Formality of Sinha's cosimplicial model for long knots spaces and the Gerstenhaber algebra structure of homology

TL;DR

This paper proves the formality of Sinha's cosimplicial model for long knots spaces, simplifies the proof of spectral sequence collapse, and establishes a Poisson algebra structure on homology for N > 3.

Contribution

It provides a direct proof of formality for Sinha's cosimplicial space and demonstrates the Poisson algebra structure of the homology of long knots.

Findings

Formality of Sinha's cosimplicial space established

Spectral sequence collapses at page 2 for N > 2

Homology is isomorphic to a Poisson algebra for N > 3

Abstract

Sinha has constructed a cosimplicial space X for a fixed integer N. One of his main result states that for N > 3, X is a cosimplicial model for the space of long knots (modulo immersions).
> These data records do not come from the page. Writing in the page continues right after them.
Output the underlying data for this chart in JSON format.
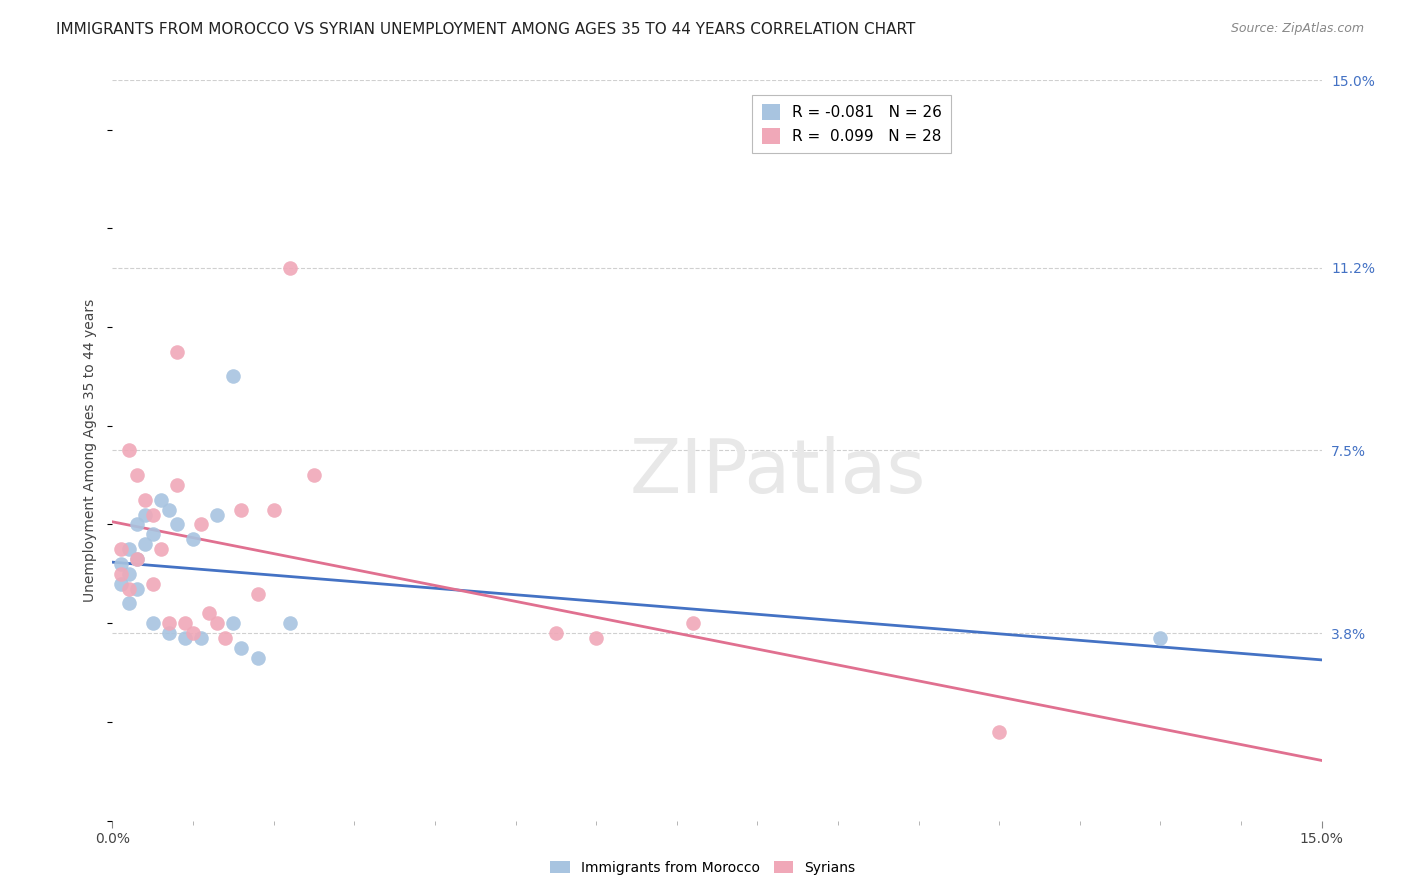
{
  "title": "IMMIGRANTS FROM MOROCCO VS SYRIAN UNEMPLOYMENT AMONG AGES 35 TO 44 YEARS CORRELATION CHART",
  "source": "Source: ZipAtlas.com",
  "ylabel": "Unemployment Among Ages 35 to 44 years",
  "xlim": [
    0.0,
    0.15
  ],
  "ylim": [
    0.0,
    0.15
  ],
  "ytick_labels_right": [
    "15.0%",
    "11.2%",
    "7.5%",
    "3.8%"
  ],
  "ytick_positions_right": [
    0.15,
    0.112,
    0.075,
    0.038
  ],
  "grid_color": "#d0d0d0",
  "background_color": "#ffffff",
  "watermark_text": "ZIPatlas",
  "watermark_color": "#e8e8e8",
  "legend_label1": "R = -0.081   N = 26",
  "legend_label2": "R =  0.099   N = 28",
  "morocco_color": "#a8c4e0",
  "syria_color": "#f0a8b8",
  "regression_blue": "#4472c4",
  "regression_pink": "#e07090",
  "morocco_x": [
    0.001,
    0.001,
    0.002,
    0.002,
    0.002,
    0.003,
    0.003,
    0.003,
    0.004,
    0.004,
    0.005,
    0.005,
    0.006,
    0.007,
    0.007,
    0.008,
    0.009,
    0.01,
    0.011,
    0.013,
    0.015,
    0.016,
    0.018,
    0.022,
    0.015,
    0.13
  ],
  "morocco_y": [
    0.048,
    0.052,
    0.044,
    0.05,
    0.055,
    0.047,
    0.053,
    0.06,
    0.056,
    0.062,
    0.058,
    0.04,
    0.065,
    0.063,
    0.038,
    0.06,
    0.037,
    0.057,
    0.037,
    0.062,
    0.04,
    0.035,
    0.033,
    0.04,
    0.09,
    0.037
  ],
  "syria_x": [
    0.001,
    0.001,
    0.002,
    0.002,
    0.003,
    0.003,
    0.004,
    0.005,
    0.005,
    0.006,
    0.007,
    0.008,
    0.008,
    0.009,
    0.01,
    0.011,
    0.012,
    0.013,
    0.014,
    0.016,
    0.018,
    0.02,
    0.022,
    0.025,
    0.055,
    0.06,
    0.072,
    0.11
  ],
  "syria_y": [
    0.05,
    0.055,
    0.047,
    0.075,
    0.053,
    0.07,
    0.065,
    0.048,
    0.062,
    0.055,
    0.04,
    0.068,
    0.095,
    0.04,
    0.038,
    0.06,
    0.042,
    0.04,
    0.037,
    0.063,
    0.046,
    0.063,
    0.112,
    0.07,
    0.038,
    0.037,
    0.04,
    0.018
  ],
  "title_fontsize": 11,
  "source_fontsize": 9,
  "legend_fontsize": 11,
  "axis_label_fontsize": 10,
  "tick_fontsize": 10,
  "right_tick_color": "#4472c4"
}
On the other hand, Lambrechts, Turchin and Volic showed that for N > 3 the homology Bousfield-Kan spectral sequence associated to Sinha's cosimplicial space collapses at the page 2 rationally. Their approach consists first to prove the formality of some other diagrams approximating X and next deduce the collapsing result. In this paper, we prove directly the formality of Sinha's cosimplicial space and this allows us to construct a very short proof of the collapsing result for N > 2. Moreover, we prove that the isomorphism between the page 2 and the rational homology of the space of long knots modulo immersions is of Poisson algebras, when N > 3.